According to the 2022 State of UI/UX Testing Report by Applitools, most organizations’ current testing techniques are unable to meet the quality engineering demands for their digital products and services. Claimed to be the first ever industry report on user interface (UI) and user experience (UX) testing, it report identifies critical factors that inhibit the scalability of modern UI/UX testing, and shows that while the demand for techniques like frontend testing is increasing rapidly, only 30% of respondents are actively testing for an application’s ease-of-use and visual correctness on each new deployment to production.
The report said that 38% of companies are deploying changes to production daily. This results in a significant increase in the amount of test coverage required in a shorter amount of time and expands coverage gaps. An even greater percentage of Applitools customers, nearly 2x than non-customers, deployed daily due to the confidence and coverage that they get from Applitools Visual AI.
Most organizations automated less than half of their testing despite test coverage for every device being critical.
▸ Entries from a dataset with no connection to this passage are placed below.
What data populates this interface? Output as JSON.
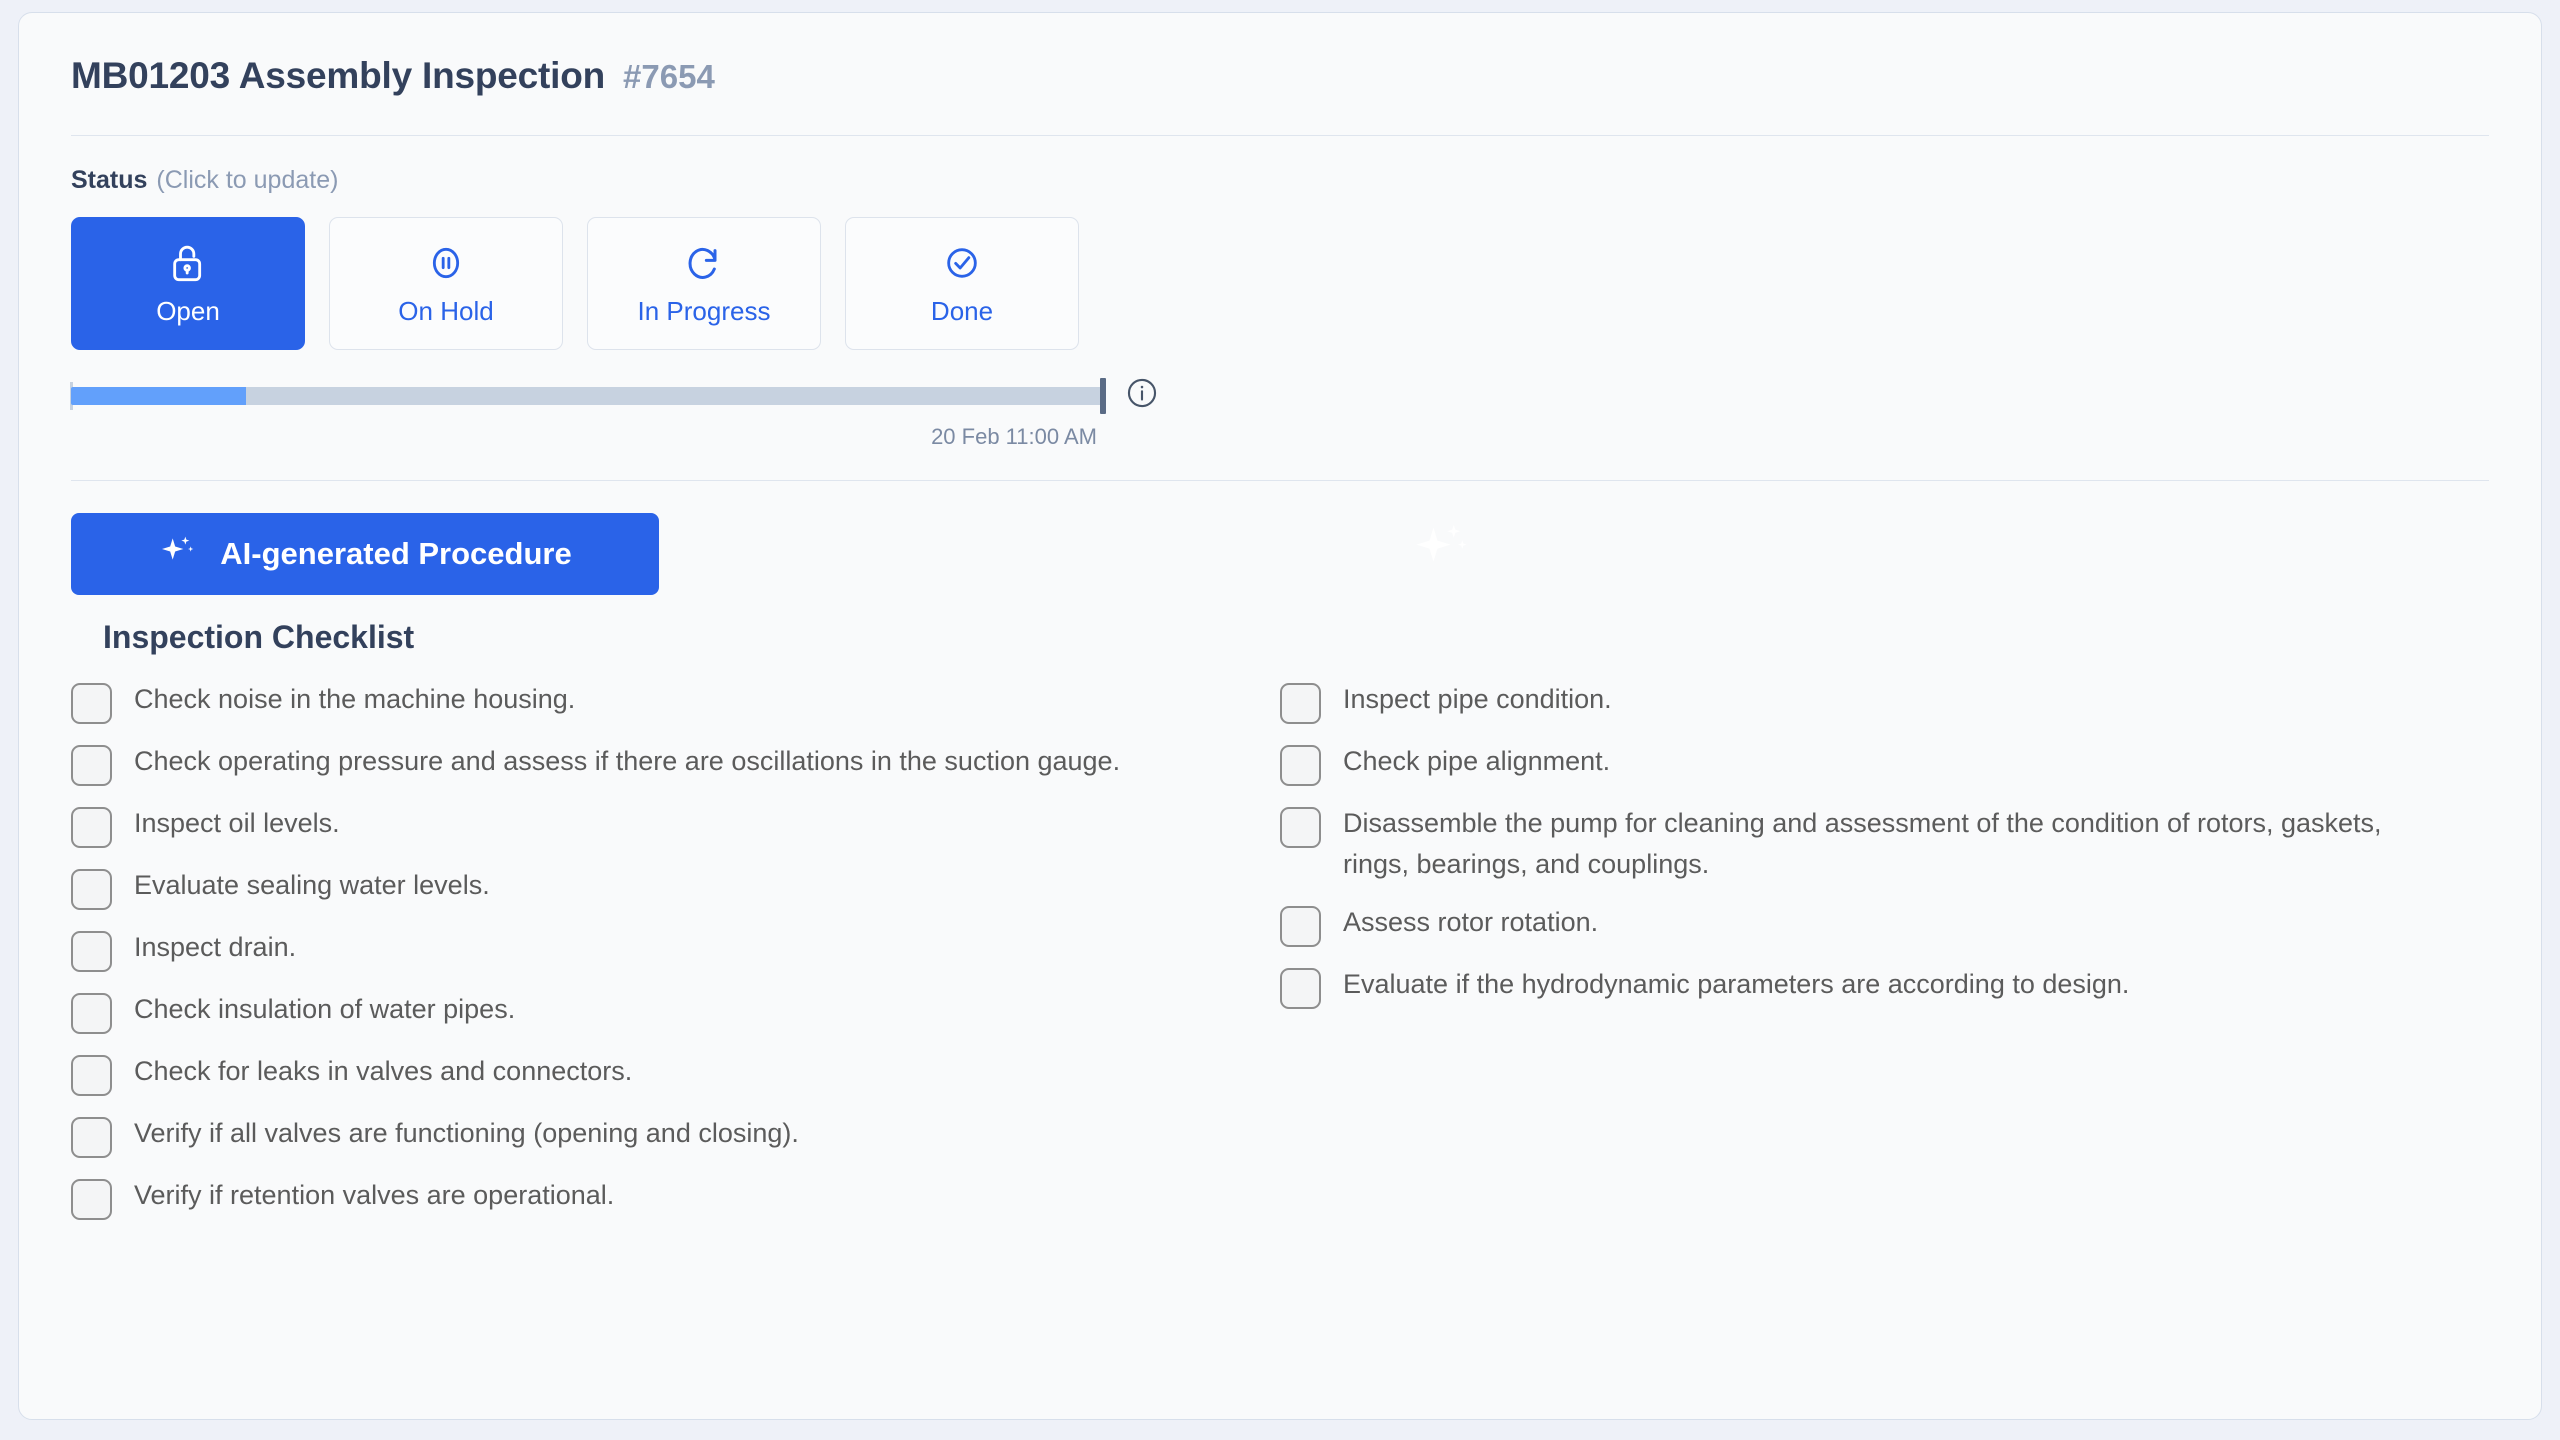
{
  "header": {
    "title": "MB01203 Assembly Inspection",
    "ticket": "#7654"
  },
  "status": {
    "label": "Status",
    "hint": "(Click to update)",
    "options": [
      {
        "label": "Open",
        "icon": "unlock-icon",
        "active": true
      },
      {
        "label": "On Hold",
        "icon": "pause-circle-icon",
        "active": false
      },
      {
        "label": "In Progress",
        "icon": "refresh-icon",
        "active": false
      },
      {
        "label": "Done",
        "icon": "check-circle-icon",
        "active": false
      }
    ],
    "accent_color": "#2a63e8",
    "progress": {
      "percent": 17,
      "fill_color": "#62a0fb",
      "track_color": "#c7d2e0",
      "due_label": "20 Feb 11:00 AM",
      "info_icon": "info-icon"
    }
  },
  "procedure": {
    "ai_button_label": "AI-generated Procedure",
    "ai_button_icon": "sparkle-icon",
    "watermark_icon": "sparkle-icon"
  },
  "checklist": {
    "heading": "Inspection Checklist",
    "left_items": [
      "Check noise in the machine housing.",
      "Check operating pressure and assess if there are oscillations in the suction gauge.",
      "Inspect oil levels.",
      "Evaluate sealing water levels.",
      "Inspect drain.",
      "Check insulation of water pipes.",
      "Check for leaks in valves and connectors.",
      "Verify if all valves are functioning (opening and closing).",
      "Verify if retention valves are operational."
    ],
    "right_items": [
      "Inspect pipe condition.",
      "Check pipe alignment.",
      "Disassemble the pump for cleaning and assessment of the condition of rotors, gaskets, rings, bearings, and couplings.",
      "Assess rotor rotation.",
      "Evaluate if the hydrodynamic parameters are according to design."
    ]
  }
}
Also, more than 40% of test suites take more than an hour to run, creating a bottleneck for software delivery. However, respondents from companies that are using Applitools Ultrafast Test Cloud reported an average of 4x faster execution times.
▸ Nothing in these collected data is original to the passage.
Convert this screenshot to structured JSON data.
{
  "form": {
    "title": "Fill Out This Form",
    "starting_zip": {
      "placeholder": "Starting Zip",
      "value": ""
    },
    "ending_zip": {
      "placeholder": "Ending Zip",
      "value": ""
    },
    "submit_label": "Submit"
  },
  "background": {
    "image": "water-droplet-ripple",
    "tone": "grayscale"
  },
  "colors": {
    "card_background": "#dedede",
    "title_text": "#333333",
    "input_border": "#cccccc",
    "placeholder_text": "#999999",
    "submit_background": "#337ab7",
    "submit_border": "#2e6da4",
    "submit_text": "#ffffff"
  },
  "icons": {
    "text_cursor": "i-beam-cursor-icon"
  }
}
Across the industry, companies are seeing less than 50% test coverage and test suites that take more than an hour to run. However, based on survey data, Applitools customers report 75% test coverage on average and test suite execution takes less than 15-20 minutes on average (or 4x faster than non-customers using traditional methods).
Another challenge reported by nearly 70% of respondents is that the UI is constantly changing across applications and device types causing constant test maintenance and stability issues for engineering teams.
Nearly 80% of survey respondents reported their team is responsible for testing two or more web applications. Surprisingly, more than 50% of respondents are responsible for testing five apps or more with at least five localized languages.
The report surveyed testers, developers, QA managers and UI/UX designers from nearly 1,000 companies.